С наступлением темноты Кондаков и Павлов должны были выдвинуть орудия из-за куч мусора, где мы их на время оставили, опасаясь, что они будут замечены наблюдателями с Зимнего, на заранее выбранные места у самого берега Невы. Небольшое количество снарядов к орудиям нашлось в арсенале, другая часть нами была затребована дополнительно с Выборгской стороны из склада огнеприпасов и своевременно выслана. Плохо было с артиллеристами. Крепостная рота, как я уже раньше указал, не могла считаться надежной. В последние дни командный состав роты и часть солдат — жителей Петрограда — на службу не являлись. Но выбора не было. С болью в сердце поручили мы тов. Павлову наметить несколько наиболее надежных артиллеристов и командира для обслуживания орудий и выслать их незамедлительно для осмотра орудий и выбранного нами места. Скоро ко мне явились делегаты крепостной роты и ее командир (фамилию не помню), молодой прапорщик. Они заявили мне, что уполномочены общим собранием роты довести до нашего сведения, что рота так же, как и в дни 3 и 5 июля, намерена остаться нейтральной и потому отказывается выделить артиллеристов к орудиям и вообще выступать с оружием в руках на чьей бы то ни было стороне.

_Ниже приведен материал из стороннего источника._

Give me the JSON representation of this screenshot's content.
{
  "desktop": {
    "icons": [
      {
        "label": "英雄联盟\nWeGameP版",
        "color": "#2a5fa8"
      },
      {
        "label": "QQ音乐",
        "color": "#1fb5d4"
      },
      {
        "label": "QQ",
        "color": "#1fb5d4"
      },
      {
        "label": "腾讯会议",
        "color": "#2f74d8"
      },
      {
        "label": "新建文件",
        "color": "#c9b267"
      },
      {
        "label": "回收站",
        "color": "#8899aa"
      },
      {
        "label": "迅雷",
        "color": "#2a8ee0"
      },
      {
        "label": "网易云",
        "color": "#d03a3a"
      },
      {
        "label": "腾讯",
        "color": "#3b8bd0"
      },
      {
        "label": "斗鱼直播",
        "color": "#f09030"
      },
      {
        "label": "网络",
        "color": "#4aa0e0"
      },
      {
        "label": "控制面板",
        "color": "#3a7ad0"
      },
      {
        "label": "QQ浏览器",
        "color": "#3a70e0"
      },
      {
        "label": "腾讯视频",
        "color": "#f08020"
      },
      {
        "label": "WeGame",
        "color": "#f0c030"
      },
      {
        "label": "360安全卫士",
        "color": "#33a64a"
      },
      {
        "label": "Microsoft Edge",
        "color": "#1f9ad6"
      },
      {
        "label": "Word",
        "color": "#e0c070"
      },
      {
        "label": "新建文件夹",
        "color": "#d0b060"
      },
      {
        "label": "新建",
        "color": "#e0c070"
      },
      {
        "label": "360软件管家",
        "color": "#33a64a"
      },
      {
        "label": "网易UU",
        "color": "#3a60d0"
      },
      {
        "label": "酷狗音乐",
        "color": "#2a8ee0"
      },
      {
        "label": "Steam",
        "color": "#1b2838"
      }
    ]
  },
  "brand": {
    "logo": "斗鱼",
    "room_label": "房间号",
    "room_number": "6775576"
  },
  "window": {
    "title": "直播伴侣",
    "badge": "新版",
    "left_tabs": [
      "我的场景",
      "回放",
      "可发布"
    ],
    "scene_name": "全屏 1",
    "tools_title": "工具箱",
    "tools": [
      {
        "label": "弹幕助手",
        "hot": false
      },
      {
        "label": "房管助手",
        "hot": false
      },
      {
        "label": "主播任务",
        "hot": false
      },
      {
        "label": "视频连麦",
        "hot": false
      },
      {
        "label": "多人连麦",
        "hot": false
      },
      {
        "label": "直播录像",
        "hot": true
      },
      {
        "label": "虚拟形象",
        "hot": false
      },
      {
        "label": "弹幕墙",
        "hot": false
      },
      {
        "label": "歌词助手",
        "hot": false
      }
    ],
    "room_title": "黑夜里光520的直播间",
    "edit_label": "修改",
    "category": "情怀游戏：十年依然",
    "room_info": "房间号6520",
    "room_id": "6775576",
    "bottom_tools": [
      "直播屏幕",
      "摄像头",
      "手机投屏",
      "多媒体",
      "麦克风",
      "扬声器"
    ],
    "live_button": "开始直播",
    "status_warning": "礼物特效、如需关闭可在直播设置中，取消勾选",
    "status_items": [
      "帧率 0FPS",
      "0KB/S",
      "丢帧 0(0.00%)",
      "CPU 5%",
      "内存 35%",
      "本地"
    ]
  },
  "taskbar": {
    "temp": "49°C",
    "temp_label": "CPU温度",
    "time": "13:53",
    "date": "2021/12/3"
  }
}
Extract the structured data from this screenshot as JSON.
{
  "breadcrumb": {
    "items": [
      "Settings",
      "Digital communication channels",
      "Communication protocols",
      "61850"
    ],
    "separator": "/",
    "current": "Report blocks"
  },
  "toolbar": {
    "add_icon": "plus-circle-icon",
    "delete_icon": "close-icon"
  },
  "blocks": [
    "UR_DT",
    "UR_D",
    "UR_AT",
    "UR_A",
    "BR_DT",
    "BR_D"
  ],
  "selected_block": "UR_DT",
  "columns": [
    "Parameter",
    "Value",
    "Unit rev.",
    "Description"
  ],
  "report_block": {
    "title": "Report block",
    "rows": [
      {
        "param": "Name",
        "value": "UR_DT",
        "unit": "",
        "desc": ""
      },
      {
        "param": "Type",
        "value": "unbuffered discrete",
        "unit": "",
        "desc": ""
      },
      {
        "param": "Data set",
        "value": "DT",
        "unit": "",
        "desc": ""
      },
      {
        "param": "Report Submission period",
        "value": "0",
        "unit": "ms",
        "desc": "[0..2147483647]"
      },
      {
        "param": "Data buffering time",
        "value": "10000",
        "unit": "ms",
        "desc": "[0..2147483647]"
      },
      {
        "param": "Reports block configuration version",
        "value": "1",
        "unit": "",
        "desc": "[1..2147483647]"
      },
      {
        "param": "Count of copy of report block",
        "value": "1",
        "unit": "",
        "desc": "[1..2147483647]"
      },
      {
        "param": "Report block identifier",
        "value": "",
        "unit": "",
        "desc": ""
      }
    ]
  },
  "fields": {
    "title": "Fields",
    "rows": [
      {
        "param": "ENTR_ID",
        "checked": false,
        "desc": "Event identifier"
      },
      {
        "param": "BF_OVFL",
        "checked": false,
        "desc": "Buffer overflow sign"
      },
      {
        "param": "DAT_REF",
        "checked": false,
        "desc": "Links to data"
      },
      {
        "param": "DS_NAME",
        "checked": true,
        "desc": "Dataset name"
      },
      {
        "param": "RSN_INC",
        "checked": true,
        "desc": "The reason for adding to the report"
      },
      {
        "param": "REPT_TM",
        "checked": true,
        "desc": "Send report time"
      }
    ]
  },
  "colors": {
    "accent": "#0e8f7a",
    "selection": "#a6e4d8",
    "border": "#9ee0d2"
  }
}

Положение создалось критическое, — других артиллеристов не было. Немедленно направляемся в казармы крепостной роты. Там все в полном сборе: видимо, ждут ответа от своих делегатов. Объясняю собравшимся, что занятая ими позиция не выдерживает никакой критики, требую именем Петроградского Совета подчиниться моим распоряжениям и предупреждаю, что неисполнение их повлечет весьма нежелательные последствия. Заявление производит большое впечатление. Подтвержденные мною распоряжения о высылке потребного количества артиллеристов для осмотра орудий и производства стрельбы из них по Зимнему после некоторого колебания выполняются, и группа артиллеристов во главе с командиром роты отправляется в «лагери» к орудиям. В это время получаю сообщение о приезде тов. Антонова с матросами с «Авроры». Антонов сообщает о своем намерении подвести «Аврору» еще ближе к Николаевскому мосту, а может быть даже продвинуть ее за мост к самой крепости. Для связи крепости с «Авророй» будет выслан к Петропавловке паровой катер. Быстро намечаем детали дальнейшего плана действий. Решаем, что после того, как выясним готовность к бою всех частей, окруживших Зимний, и выдвинем орудия на приготовленные для них места, на мачте крепости будет вывешен красный сигнал (фонарь, дающий знать о готовности). После этого «Аврора» открывает огонь из орудий первоначально в воздух, в случае несдачи Временного правительства — начинает стрелять уже крепость боевыми снарядами. И только если и после этого Зимний проявит упорство, «Аврора» откроет действительный огонь из своих орудий. Составляем ультиматум Временному правительству о сдаче, даем ему срок на размышление — двадцать минут с момента вручения ультиматума.